Outside the ballroom, a crowd waits in the lobby, writers holding book manuscripts or movie screenplays. An organizer guards the ballroom doors, checking a list of names on a clipboard. She calls your name, and you step forward and follow her into the ballroom. The organizer parts a curtain. You take a seat at the little table. And you start to talk.

As a writer, you have seven minutes. Some places you might get eight or even ten minutes, but then the organizer will return to replace you with another writer. For this window of time, you've paid between twenty and fifty dollars to pitch your story to a book agent or a publisher or movie producer.

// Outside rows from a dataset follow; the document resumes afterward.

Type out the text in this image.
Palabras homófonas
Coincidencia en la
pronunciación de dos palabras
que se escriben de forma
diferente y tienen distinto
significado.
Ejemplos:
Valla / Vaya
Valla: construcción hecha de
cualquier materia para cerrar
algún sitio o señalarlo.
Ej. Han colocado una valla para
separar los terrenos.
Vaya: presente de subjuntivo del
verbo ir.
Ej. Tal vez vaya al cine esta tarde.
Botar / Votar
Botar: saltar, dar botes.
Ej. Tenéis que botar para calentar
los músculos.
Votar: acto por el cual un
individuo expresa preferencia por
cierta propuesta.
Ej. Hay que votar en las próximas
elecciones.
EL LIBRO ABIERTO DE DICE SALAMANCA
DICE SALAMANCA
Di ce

And all day, the ballroom at the Airport Sheraton is buzzing with talk. Most of the writers here are old-creepy old, retired people clutching their one good story. Shaking their manuscript in both spotted hands and saying, "Here! Read my incest story!"

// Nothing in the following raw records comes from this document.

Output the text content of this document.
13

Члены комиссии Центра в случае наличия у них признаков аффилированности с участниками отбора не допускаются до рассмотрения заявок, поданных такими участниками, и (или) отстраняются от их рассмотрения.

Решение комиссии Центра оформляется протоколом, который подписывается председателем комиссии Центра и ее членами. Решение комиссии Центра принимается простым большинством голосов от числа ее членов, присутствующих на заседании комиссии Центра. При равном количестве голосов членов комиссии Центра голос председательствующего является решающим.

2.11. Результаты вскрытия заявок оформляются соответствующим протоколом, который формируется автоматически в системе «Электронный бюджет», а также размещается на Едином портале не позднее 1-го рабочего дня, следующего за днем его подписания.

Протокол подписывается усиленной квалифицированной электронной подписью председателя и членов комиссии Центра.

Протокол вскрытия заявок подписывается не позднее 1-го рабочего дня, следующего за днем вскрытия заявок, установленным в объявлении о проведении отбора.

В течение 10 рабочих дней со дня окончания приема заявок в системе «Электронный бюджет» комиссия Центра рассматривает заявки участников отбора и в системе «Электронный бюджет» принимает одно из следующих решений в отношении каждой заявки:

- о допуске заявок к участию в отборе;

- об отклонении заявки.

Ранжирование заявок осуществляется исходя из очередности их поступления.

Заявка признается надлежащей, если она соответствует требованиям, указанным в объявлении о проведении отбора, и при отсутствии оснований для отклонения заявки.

A big segment of the storytelling is about personal suffering. There's the stink of catharsis. Of melodrama and memoir. A writer friend refers to this school as "the-sun-is-shining-the-birds-are-singing-and-my-father-is-on-top-of-me-again" literature.

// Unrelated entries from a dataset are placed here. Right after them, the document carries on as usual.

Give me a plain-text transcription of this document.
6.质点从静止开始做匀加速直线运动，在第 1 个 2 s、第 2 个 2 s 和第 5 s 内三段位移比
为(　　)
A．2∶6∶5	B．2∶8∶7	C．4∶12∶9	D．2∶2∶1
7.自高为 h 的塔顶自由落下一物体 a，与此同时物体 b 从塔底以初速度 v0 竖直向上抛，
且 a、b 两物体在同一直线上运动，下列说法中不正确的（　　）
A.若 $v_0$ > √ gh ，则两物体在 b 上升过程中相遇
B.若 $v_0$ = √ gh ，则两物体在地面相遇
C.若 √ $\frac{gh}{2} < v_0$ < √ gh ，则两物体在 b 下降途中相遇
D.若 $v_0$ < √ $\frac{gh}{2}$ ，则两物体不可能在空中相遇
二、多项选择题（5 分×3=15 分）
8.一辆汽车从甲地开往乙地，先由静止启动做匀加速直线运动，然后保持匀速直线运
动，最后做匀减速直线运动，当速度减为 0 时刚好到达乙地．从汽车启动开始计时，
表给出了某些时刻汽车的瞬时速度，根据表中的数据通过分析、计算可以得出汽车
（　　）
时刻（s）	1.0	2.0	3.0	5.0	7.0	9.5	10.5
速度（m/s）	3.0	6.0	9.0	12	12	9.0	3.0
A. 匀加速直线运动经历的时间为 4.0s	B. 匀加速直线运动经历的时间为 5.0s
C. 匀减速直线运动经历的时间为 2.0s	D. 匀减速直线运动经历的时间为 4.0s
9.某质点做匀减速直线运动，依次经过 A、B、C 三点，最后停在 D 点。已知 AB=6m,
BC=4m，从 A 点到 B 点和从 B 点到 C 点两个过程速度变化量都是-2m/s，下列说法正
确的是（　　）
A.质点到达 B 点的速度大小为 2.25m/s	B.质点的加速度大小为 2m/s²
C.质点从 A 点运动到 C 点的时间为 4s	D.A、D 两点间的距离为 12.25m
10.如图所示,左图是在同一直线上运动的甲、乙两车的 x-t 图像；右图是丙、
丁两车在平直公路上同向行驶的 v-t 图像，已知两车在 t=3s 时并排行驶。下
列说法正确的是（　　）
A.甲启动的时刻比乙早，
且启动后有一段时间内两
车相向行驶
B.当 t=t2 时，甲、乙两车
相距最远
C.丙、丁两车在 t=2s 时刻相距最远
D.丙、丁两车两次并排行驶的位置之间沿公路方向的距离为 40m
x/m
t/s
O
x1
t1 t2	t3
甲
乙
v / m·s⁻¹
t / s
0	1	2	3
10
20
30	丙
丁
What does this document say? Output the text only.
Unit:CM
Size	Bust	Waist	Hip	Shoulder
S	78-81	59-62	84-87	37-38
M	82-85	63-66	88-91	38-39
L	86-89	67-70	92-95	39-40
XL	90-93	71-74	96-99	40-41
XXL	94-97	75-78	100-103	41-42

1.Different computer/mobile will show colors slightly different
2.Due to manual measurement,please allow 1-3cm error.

In the lobby outside the hotel ballroom, writers wait, practicing their one big story on each other. A wartime submarine battle, or being knocked around by a drunk spouse. The story about how they suffered, but survived to win. Challenge and triumph. They time each other with wristwatches. In just minutes, they'll have to tell their story, and prove how it would be perfect for Julia Roberts. Or Harrison Ford. Or, if not Harrison, then Mel Gibson. And if not Julia, then Meryl.

Then, sorry, your seven minutes is up.

The conference organizer always interrupts at the best part of the pitch, where you're deep into telling about your drug addiction. Your gang rape. Your drunken dive into a shallow pool on the Yakima River. And how it would make a great feature film. And, if not that, then a great cable film. Or a great made-for-television movie.